Dance in its ephemeral nature is an artform that is only happening by doing and expanded by practicing. Dance demands a continuous relation to practice in the studio, and only through the practice, can we realize and choose what our project may become. having an ongoing, steady paced practice in the studio is practically impossible for most emerging choreographers in the city - we only get studio time when we get a grant for a project. We need regular access to studios in order to deepen our practice and our physical movement research. We need regular access to studios in order to expand the embodied qualities of our work and consequently the way we carry our bodies through the world.

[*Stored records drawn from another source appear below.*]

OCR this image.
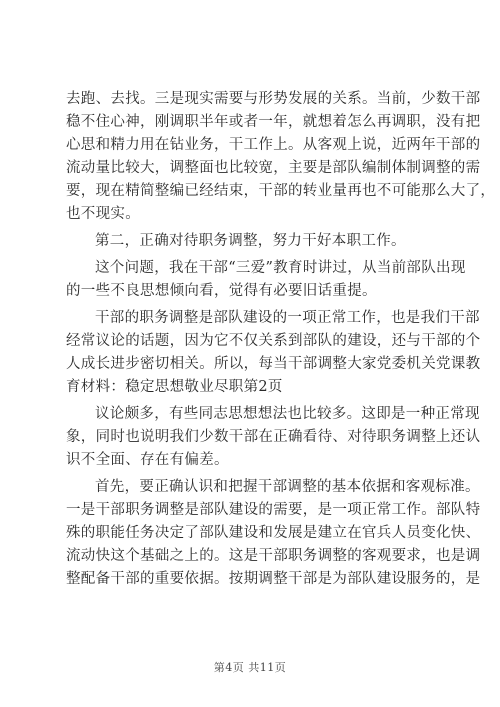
去跑、去找。三是现实需要与形势发展的关系。当前，少数干部
稳不住心神，刚调职半年或者一年，就想着怎么再调职，没有把
心思和精力用在钻业务，干工作上。从客观上说，近两年干部的
流动量比较大，调整面也比较宽，主要是部队编制体制调整的需
要，现在精简整编已经结束，干部的转业量再也不可能那么大了，
也不现实。

第二，正确对待职务调整，努力干好本职工作。

这个问题，我在干部“三爱”教育时讲过，从当前部队出现
的一些不良思想倾向看，觉得有必要旧话重提。

干部的职务调整是部队建设的一项正常工作，也是我们干部
经常议论的话题，因为它不仅关系到部队的建设，还与干部的个
人成长进步密切相关。所以，每当干部调整大家党委机关党课教
育材料：稳定思想敬业尽职第2页

议论颇多，有些同志思想想法也比较多。这即是一种正常现
象，同时也说明我们少数干部在正确看待、对待职务调整上还认
识不全面、存在有偏差。

首先，要正确认识和把握干部调整的基本依据和客观标准。
一是干部职务调整是部队建设的需要，是一项正常工作。部队特
殊的职能任务决定了部队建设和发展是建立在官兵人员变化快、
流动快这个基础之上的。这是干部职务调整的客观要求，也是调
整配备干部的重要依据。按期调整干部是为部队建设服务的，是

第4页 共11页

Let’s say we have access to a studio. We also need time to spend there. As we’ve been told and unwillingly internalized, time is money. Assuming I am an artist coming from a working class background, and I am, one funded project a year takes up huge amount of my time and energy but is not giving me any financial security. I need to find side jobs that won’t take up all my time and energy, but will still help me sustain myself. How do I find a job that can be regular but still allow me to have enough time to visit the studio and enough time for the visioning and preparation of my next project? The way the system works, we are always in more than one place at once - the project of now and the project of later - how does that limit the level of attention and care we give each of them?
(all in one)
For receiving grants from the Berlin funding bodies (Senat, HKF, etc) an artist needs to be able to present a theoretical concept, concrete and realistic rehearsal plan, financial plan, confirmation from theatres. We need to be all in one: wise philosophers, skilled technicians and accountants, high leveled writers and virtuosic dancers. Most of us speak German, but it is a challenge to go through the application process without being a native speaker. what if we could each write an application in her own mother tongue? What if we wouldn’t have to pay a translator from our private money? Most of us studied dance and movement, but not all of us have background in theory or the science of spoken language. Some of us express ourselves better through our bodies. It is a challenge to present embodied and physical practices, concepts, ideas and visions in words on paper. Which projects are not included into and accommodated by the system because there’s not yet written language around them? Which projects are we missing out on, project which hold alternative unspoken yes clever and sophisticated bodily methodologies?
Going through the application process requires experience and production skills. We don’t learn these skills at school or university. Let’s say we got the grant, whether it’s because we have a super duper urgent political concept about migration and displacement, writing skills in a phd level, bewitching networking abilities or all of it together. Is there any way for it to cover all the labour that we put in before and after the 6 weeks of rehearsals we got funded - the load of hours we spent writing, translating, e-mailing, editing, photoshopping, meeting collaborators and curators, taking care of documentation, coordinating rehearsals space and premiere dates? Let’s say we got the grant, is there a way for the theatre that is hosting us to support us with tech and PR rather then this being paid through the grant and this way we could pay our collaborators better and have a longer rehearsal process?
To sustain ourselves some of us work as dancers or teachers and get jobs all over the world. We need these jobs to pay our rent. At the same time, in order to receive support, we need to be here. We need to be visible in the city, on stage, at the foyer, at the roundtable. And we need to look fantastic, even when we are exhausted.